As you first dip your toes into the waters of Salesforce, you’ll probably start to hear the word “integration” over

2 min. read

As you first dip your toes into the waters of Salesforce, you’ll probably start to hear the word “integration” over and over again. Part of a core vocabulary, integration refers to the act of tying an external application to Salesforce to add functionality and connect your data sources.

Simple idea, but how does it actually work?

In this post, we’ll look at three different kinds of Salesforce integrations and the general pros and cons of each.

Salesforce Integration Type #1: Native

Native integrations are those that pair Salesforce with external applications — think LinkedIn or Microsoft Outlook — via pre-written code. These connections exist for one of two reasons:

  1. The producer of the external application wanted to make it easy for users to connect their product to Salesforce
  2. Salesforce wanted to make it easy for their users to connect to this particular application

Native Salesforce integrations are meant to work out of the box, and it shouldn’t take you very long at all to get them up and running. Plus, you’ll likely be able to count on customer support in the event that you encounter a problem.

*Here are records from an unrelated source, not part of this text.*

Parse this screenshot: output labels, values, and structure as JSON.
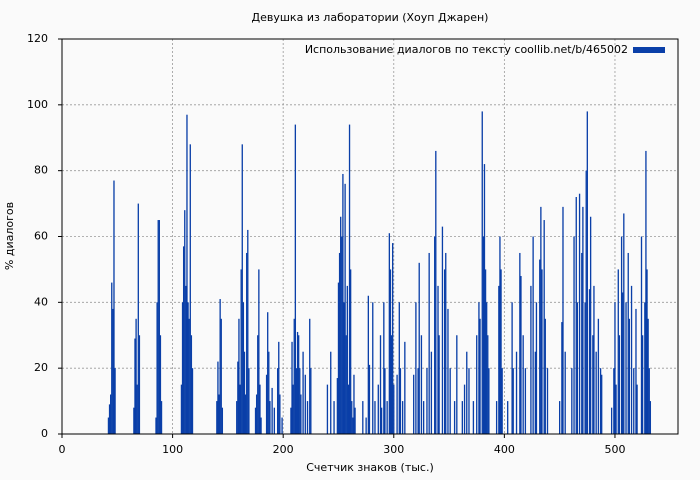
{
  "chart_data": {
    "type": "bar",
    "title": "Девушка из лаборатории (Хоуп Джарен)",
    "xlabel": "Счетчик знаков (тыс.)",
    "ylabel": "% диалогов",
    "series": [
      {
        "name": "Использование диалогов по тексту  coollib.net/b/465002",
        "color": "#0a3fa8",
        "x": [
          42,
          43,
          44,
          45,
          46,
          47,
          48,
          65,
          66,
          67,
          68,
          69,
          70,
          85,
          86,
          87,
          88,
          89,
          90,
          108,
          109,
          110,
          111,
          112,
          113,
          114,
          115,
          116,
          117,
          118,
          140,
          141,
          142,
          143,
          144,
          145,
          158,
          159,
          160,
          161,
          162,
          163,
          164,
          165,
          166,
          167,
          168,
          169,
          175,
          176,
          177,
          178,
          179,
          180,
          185,
          186,
          187,
          188,
          190,
          192,
          195,
          196,
          197,
          199,
          207,
          208,
          209,
          210,
          211,
          212,
          213,
          214,
          215,
          216,
          218,
          220,
          222,
          224,
          225,
          240,
          243,
          246,
          249,
          250,
          251,
          252,
          253,
          254,
          255,
          256,
          257,
          258,
          259,
          260,
          261,
          262,
          263,
          264,
          265,
          272,
          275,
          277,
          278,
          281,
          283,
          286,
          288,
          289,
          291,
          292,
          294,
          296,
          297,
          298,
          299,
          300,
          303,
          305,
          306,
          308,
          310,
          318,
          320,
          322,
          323,
          325,
          327,
          330,
          332,
          334,
          337,
          338,
          340,
          341,
          344,
          346,
          347,
          349,
          351,
          355,
          357,
          362,
          364,
          366,
          368,
          372,
          375,
          377,
          378,
          380,
          381,
          382,
          383,
          384,
          385,
          386,
          393,
          395,
          396,
          397,
          398,
          403,
          407,
          408,
          411,
          414,
          415,
          417,
          419,
          424,
          426,
          428,
          429,
          432,
          433,
          434,
          436,
          437,
          439,
          450,
          452,
          453,
          455,
          461,
          463,
          465,
          466,
          468,
          470,
          471,
          473,
          474,
          475,
          477,
          478,
          480,
          481,
          483,
          485,
          487,
          488,
          497,
          499,
          500,
          501,
          503,
          504,
          506,
          507,
          508,
          510,
          512,
          513,
          515,
          517,
          519,
          520,
          524,
          525,
          527,
          528,
          529,
          530,
          531,
          532
        ],
        "values": [
          5,
          9,
          12,
          46,
          38,
          77,
          20,
          8,
          29,
          35,
          15,
          70,
          30,
          5,
          40,
          65,
          65,
          30,
          10,
          15,
          40,
          57,
          68,
          45,
          97,
          40,
          35,
          88,
          30,
          20,
          10,
          22,
          12,
          41,
          35,
          8,
          10,
          22,
          35,
          15,
          50,
          88,
          40,
          25,
          12,
          55,
          62,
          20,
          8,
          12,
          30,
          50,
          15,
          5,
          18,
          37,
          25,
          10,
          14,
          8,
          20,
          28,
          12,
          5,
          8,
          28,
          15,
          35,
          94,
          20,
          31,
          30,
          20,
          12,
          25,
          18,
          10,
          35,
          20,
          15,
          25,
          10,
          17,
          46,
          55,
          66,
          60,
          79,
          40,
          76,
          30,
          45,
          15,
          94,
          50,
          10,
          5,
          18,
          8,
          10,
          5,
          42,
          21,
          40,
          10,
          15,
          30,
          8,
          40,
          20,
          10,
          61,
          50,
          30,
          58,
          15,
          18,
          40,
          20,
          10,
          28,
          18,
          40,
          20,
          52,
          30,
          10,
          20,
          55,
          25,
          60,
          86,
          45,
          30,
          63,
          50,
          55,
          38,
          20,
          10,
          30,
          10,
          15,
          25,
          20,
          10,
          30,
          40,
          35,
          98,
          60,
          82,
          50,
          40,
          30,
          20,
          10,
          45,
          60,
          50,
          20,
          10,
          40,
          20,
          25,
          55,
          48,
          30,
          20,
          45,
          60,
          25,
          40,
          53,
          69,
          50,
          65,
          35,
          20,
          10,
          34,
          69,
          25,
          20,
          60,
          72,
          40,
          73,
          55,
          69,
          40,
          80,
          98,
          44,
          66,
          30,
          45,
          25,
          35,
          20,
          18,
          8,
          20,
          40,
          15,
          50,
          30,
          60,
          43,
          67,
          40,
          55,
          35,
          45,
          20,
          38,
          15,
          60,
          30,
          40,
          86,
          50,
          35,
          20,
          10
        ]
      }
    ],
    "xlim": [
      0,
      557
    ],
    "xticks": [
      0,
      100,
      200,
      300,
      400,
      500
    ],
    "ylim": [
      0,
      120
    ],
    "yticks": [
      0,
      20,
      40,
      60,
      80,
      100,
      120
    ],
    "grid": true,
    "legend": "top-right"
  }
}
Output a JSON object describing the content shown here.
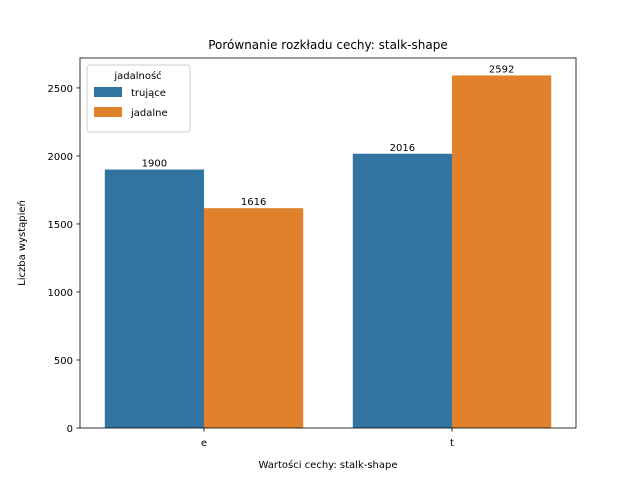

On the flipside, you’ll be giving up significant customization ability. Because solutions are hard-coded, these types of integrations only allow certain pre-built settings to be changed. If you want to change something outside those settings, you’ll be out of luck.

(Note: Native integrations should not be confused with native Salesforce apps, which are built directly on the Salesforce platform, and therefore don’t need to be integrated).

Salesforce Integration Type #2: Middleware

Middleware refers to an intermediary platform — hence, middleware — that can be used to create a connection between two other applications (Salesforce being one of them, as far as our purposes go). These user-friendly tools empower architects to design integrations without needing to use code.

Examples of middleware include Workato, Dell Boomi and Scribe. They allow for greater customization while still offering bonuses like tech support and integration templates. These services will charge a monthly or annual fee, and that’s on top of what you’ll pay an architect to create your integration in the first place.

Salesforce Integration Type #3: Custom

Custom Salesforce integrations are like middleware integrations, but without the go-between platform. For fully custom integrations, you’ll need a developer capable of connecting to Salesforce’s API purely in code.

Because these types of integrations don’t rely on a third-party platform, they maximize the potential for customization. That said, they’re often the most complicated, time-consuming and expensive. Any time the integration needs to change or something breaks, you’ll need a developer.

Making a Decision

If you’re still feeling overwhelmed, try to remember: Making the right integration choices has less to do with understanding granular technical details and much more to do with understanding your company’s needs.

When it comes to Salesforce, take time to understand your process and pain points. Is there a functionality that you’re missing? Do you have other sources of data currently trapped in siloed applications? If so, are there native integrations available to connect these other applications to Salesforce? These are the questions that will guide your way forward.